Businesses have endured challenging times recently caused by external world events and because of this investor appetite has decreased for IPOs. Biggs states however that by utilising astute advisors, businesses have an opportunity to maximise their initial public offerings if they take the time to pause, plan, and then proceed. There are several major IPOs in preparation that could be completed by the end of the year, including GlaxoSmithKline, AIG and Volkswagen planning a €20bn partial float of Porsche this year. These significant offerings could cause the IPO market to bounce-back and provide encouraging opportunities for investors. Although, with the volatility of the market, there is also the potential for the offerings to be much less than the companies at hand could expect in a more stable market.
You don’t have to look hard to find examples of IPOs that fell flat. Take Uber for instance, a company that went from a $120 billion IPO valuation prospectus to falling to half that worth just nine months later. Uber was subsequently known as the stock market debut that lost more in value than any other American initial public offering since 1975. This was largely due to one of Uber’s largest competitors in North America, Lyft, going public shortly before Uber, and promptly falling below its offering price on the second day of trading, creating scepticism within investors of the ride share app.
Current investor hesitancy could be exacerbated by the latest rise in interest rates which have risen for the third time in six months in the UK as the Bank of England tries to soften the impact of the rise in the cost of living. The rise has affected the IPO market greatly – last year there were 1035 IPOs worldwide, which represented a new record. Global IPO proceeds gained a record $608bn as activity surged and valuations were pushed higher by strong investor appetite for equity. However, the rising interest rates have severely dented that appetite, having a significant impact on the amount of IPOs this year and hindering companies’ plans. For a lot of the biggest names, an IPO remains the main objective, with Reddit and TPG planning their public debuts for several years now. However, with worldwide markets continuing to fade, their best move could be to hold off and continuing to plan their debut.
Chris Biggs, Partner at Theta Global Advisors – discusses the external factors affecting the IPO market and why it might be best to wait:
“Rising interest rates have caused a significant shift in the IPO market. Moves must now be made to counter growing inflation and the recent rise is a significant step. Global inflationary pressures will grow considerably over the next few months, whilst growth in economies that are energy importers is likely to slow. Companies must consider the external business obstacles in great detail before continuing with an IPO and might find more success from holding off on plans to go public.

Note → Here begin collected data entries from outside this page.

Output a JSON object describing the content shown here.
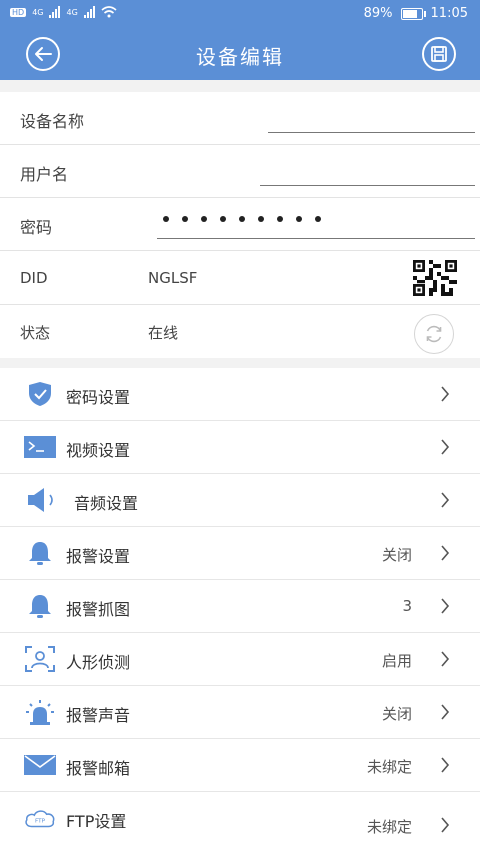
{
  "status_bar": {
    "sim_label": "HD",
    "network1": "4G",
    "network2": "4G",
    "battery": "89%",
    "battery_level": 0.89,
    "time": "11:05"
  },
  "header": {
    "title": "设备编辑"
  },
  "form": {
    "device_name_label": "设备名称",
    "username_label": "用户名",
    "password_label": "密码",
    "did_label": "DID",
    "did_value": "NGLSF",
    "status_label": "状态",
    "status_value": "在线"
  },
  "settings": [
    {
      "label": "密码设置",
      "value": "",
      "icon": "shield-icon"
    },
    {
      "label": "视频设置",
      "value": "",
      "icon": "video-terminal-icon"
    },
    {
      "label": "音频设置",
      "value": "",
      "icon": "speaker-icon"
    },
    {
      "label": "报警设置",
      "value": "关闭",
      "icon": "bell-icon"
    },
    {
      "label": "报警抓图",
      "value": "3",
      "icon": "bell-icon"
    },
    {
      "label": "人形侦测",
      "value": "启用",
      "icon": "human-detect-icon"
    },
    {
      "label": "报警声音",
      "value": "关闭",
      "icon": "siren-icon"
    },
    {
      "label": "报警邮箱",
      "value": "未绑定",
      "icon": "mail-icon"
    },
    {
      "label": "FTP设置",
      "value": "未绑定",
      "icon": "ftp-cloud-icon"
    }
  ],
  "colors": {
    "accent": "#5b8fd6",
    "background": "#f2f2f2"
  }
}
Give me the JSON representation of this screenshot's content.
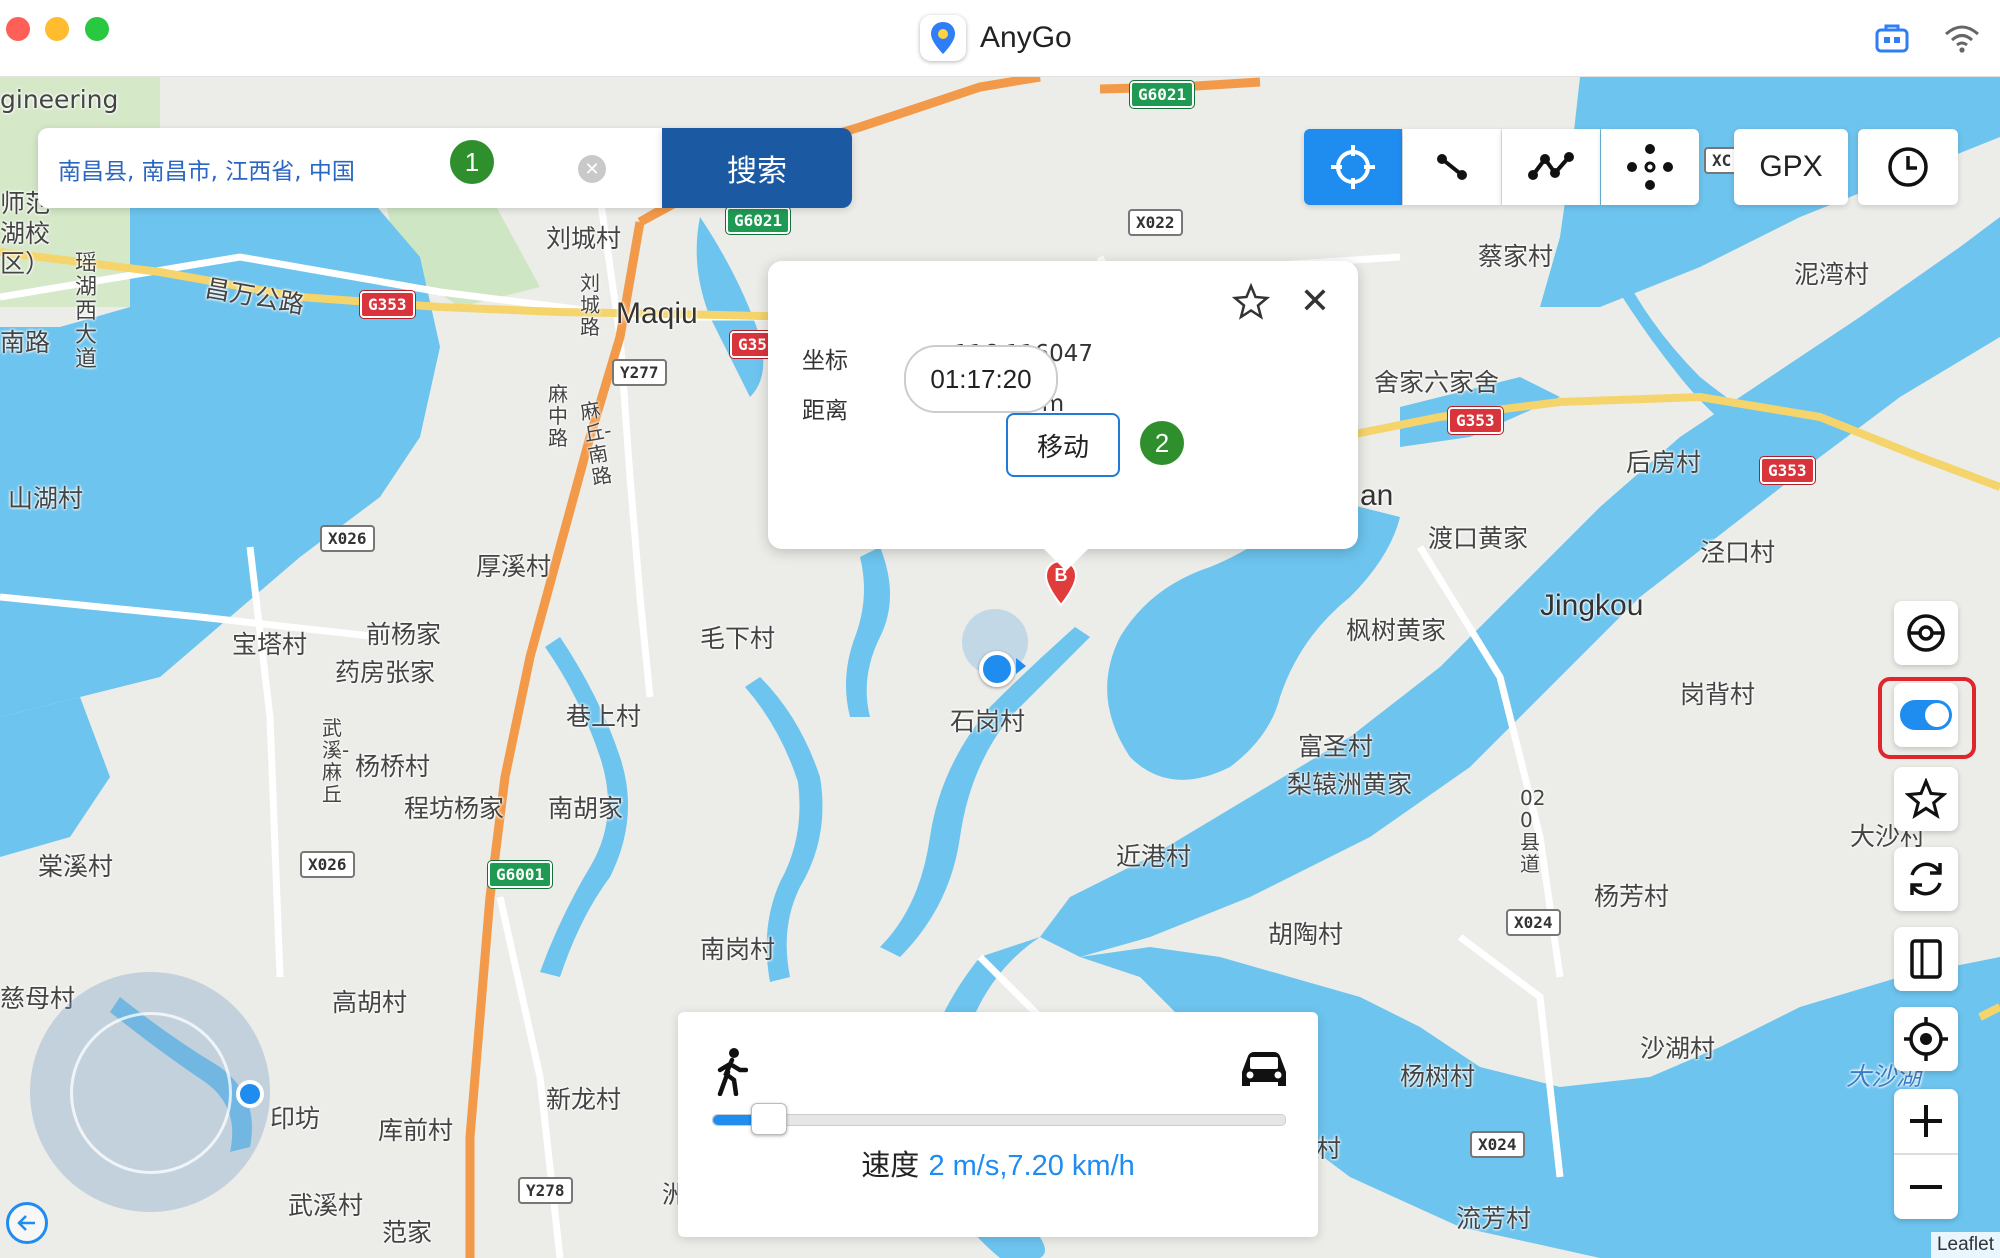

“With major companies continuing with their public offering plans throughout the next quarter, the optimistic outlook is that the market will turn around and rebound. This could provide several exciting opportunities for investors throughout the rest of 2022, however, with the market as volatile as it is at the moment, the risk of these companies’ IPOs falling flat is quite high. It could very well be the smart move for them to pause, plan, and proceed in a more favourable market. Even more, by having astute advisors in place, companies have the opportunity to undergo a successful IPO process, however, they must be fully prepared before continuing with or considering a public offering and have a detailed plan in place.”